My Dockerfile(Under rails root path)
FROM ruby:2.2.2
RUN apt-get update -qq && apt-get install -y build-essential
RUN apt-get install -y nodejs
ENV APP_HOME /myapp
RUN mkdir $APP_HOME
WORKDIR $APP_HOME
ADD Gemfile $APP_HOME/Gemfile
ADD Gemfile.lock $APP_HOME/Gemfile.lock
ADD vendor/gems/my_gem $APP_HOME/vendor/gems/my_gem
ADD init.sh $APP_HOME/
RUN export LANG=C.UTF-8 && bundle install
ADD . $APP_HOME
CMD ["sh", "init.sh"]
My init.sh
#!/bin/bash
bundle exec rake db:create db:migrate
bundle exec rails server -b 0.0.0.0
My kubernetes config file
apiVersion: v1
kind: ReplicationController
metadata:
labels:
name: web
name: web-controller
spec:
replicas: 2
selector:
name: web
template:
metadata:
labels:
name: web
spec:
containers:
- name: web
image: gcr.io/my-project-id/myapp:v1
ports:
- containerPort: 3000
name: http-server
env:
- name: RAILS_ENV
value: "production"
After I create web controller on gke with kubectl:
kubectl create -f web-controller.yml
and see the pod logs:
kubectl logs web-controller-xxxxx
it shows:
init.sh: 2: init.sh: bundle: not found
init.sh: 3: init.sh: bundle: not found
It seems the path not found.

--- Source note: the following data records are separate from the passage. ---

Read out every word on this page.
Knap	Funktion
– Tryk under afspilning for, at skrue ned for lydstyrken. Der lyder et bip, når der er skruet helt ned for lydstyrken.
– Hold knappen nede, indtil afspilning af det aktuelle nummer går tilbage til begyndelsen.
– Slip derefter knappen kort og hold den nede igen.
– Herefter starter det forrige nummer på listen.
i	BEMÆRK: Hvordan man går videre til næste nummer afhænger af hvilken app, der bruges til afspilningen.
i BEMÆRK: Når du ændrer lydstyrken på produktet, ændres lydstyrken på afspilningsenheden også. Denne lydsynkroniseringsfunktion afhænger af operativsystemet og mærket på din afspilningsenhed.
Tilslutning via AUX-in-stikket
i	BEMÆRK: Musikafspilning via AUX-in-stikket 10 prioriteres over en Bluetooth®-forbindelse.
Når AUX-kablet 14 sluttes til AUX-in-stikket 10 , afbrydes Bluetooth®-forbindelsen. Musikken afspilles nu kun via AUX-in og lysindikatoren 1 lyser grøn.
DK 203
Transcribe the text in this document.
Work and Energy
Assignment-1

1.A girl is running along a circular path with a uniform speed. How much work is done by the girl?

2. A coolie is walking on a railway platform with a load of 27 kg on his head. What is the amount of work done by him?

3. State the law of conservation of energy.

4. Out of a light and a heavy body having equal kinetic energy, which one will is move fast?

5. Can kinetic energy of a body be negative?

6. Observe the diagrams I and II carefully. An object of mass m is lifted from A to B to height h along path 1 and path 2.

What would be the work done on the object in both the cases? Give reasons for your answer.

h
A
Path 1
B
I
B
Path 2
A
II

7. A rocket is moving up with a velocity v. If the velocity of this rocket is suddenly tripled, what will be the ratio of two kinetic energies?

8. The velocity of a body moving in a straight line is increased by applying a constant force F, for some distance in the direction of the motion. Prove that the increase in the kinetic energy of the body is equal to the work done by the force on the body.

Then how to do?
Upvotes: 0
Views: 1383
Reputation: 3133
Maybe you should execute your init.sh
directly instead of sh init.sh
? It would appear that the $PATH
and maybe other ENV variables are not getting set for that sh init.sh
shell. If you can exec
into the container and which bundle
shows the path to bundle, then you're losing your login ENVs when executing with sh init.sh
.
If it helps at all, I've written a how-to on deploying Rails on GKE with Kubernetes. One thing you may want to change is that if you have several of your web pods running, they will all run the init.sh
script and they will all attempt to db:migrate
. There will be a race condition for which one migrates and in what order (if you have many). You probably only want to run db:migrate
from one container during a deploy. You can use a Kubernetes Job to accomplish that or kubectl run migrator --image=us.gcr.io/your/image --rm --restart=Never
or the like to execute the db:migrate
task just once before rolling out your new web pods.
Upvotes: 2
Reputation: 845
You can use kubectl exec to enter your container and print the environment. http://kubernetes.io/v1.1/docs/user-guide/getting-into-containers.html
For example: kubectl exec web-controller-xxxxx sh -c printenv
You could also use kubectl interactively to confirm that bundle is in your container image:
kubectl exec -ti web-controller-xxxxx sh
If bundle is in your image, then either add its directory to PATH in init.sh, or specify its path explicitly in each command.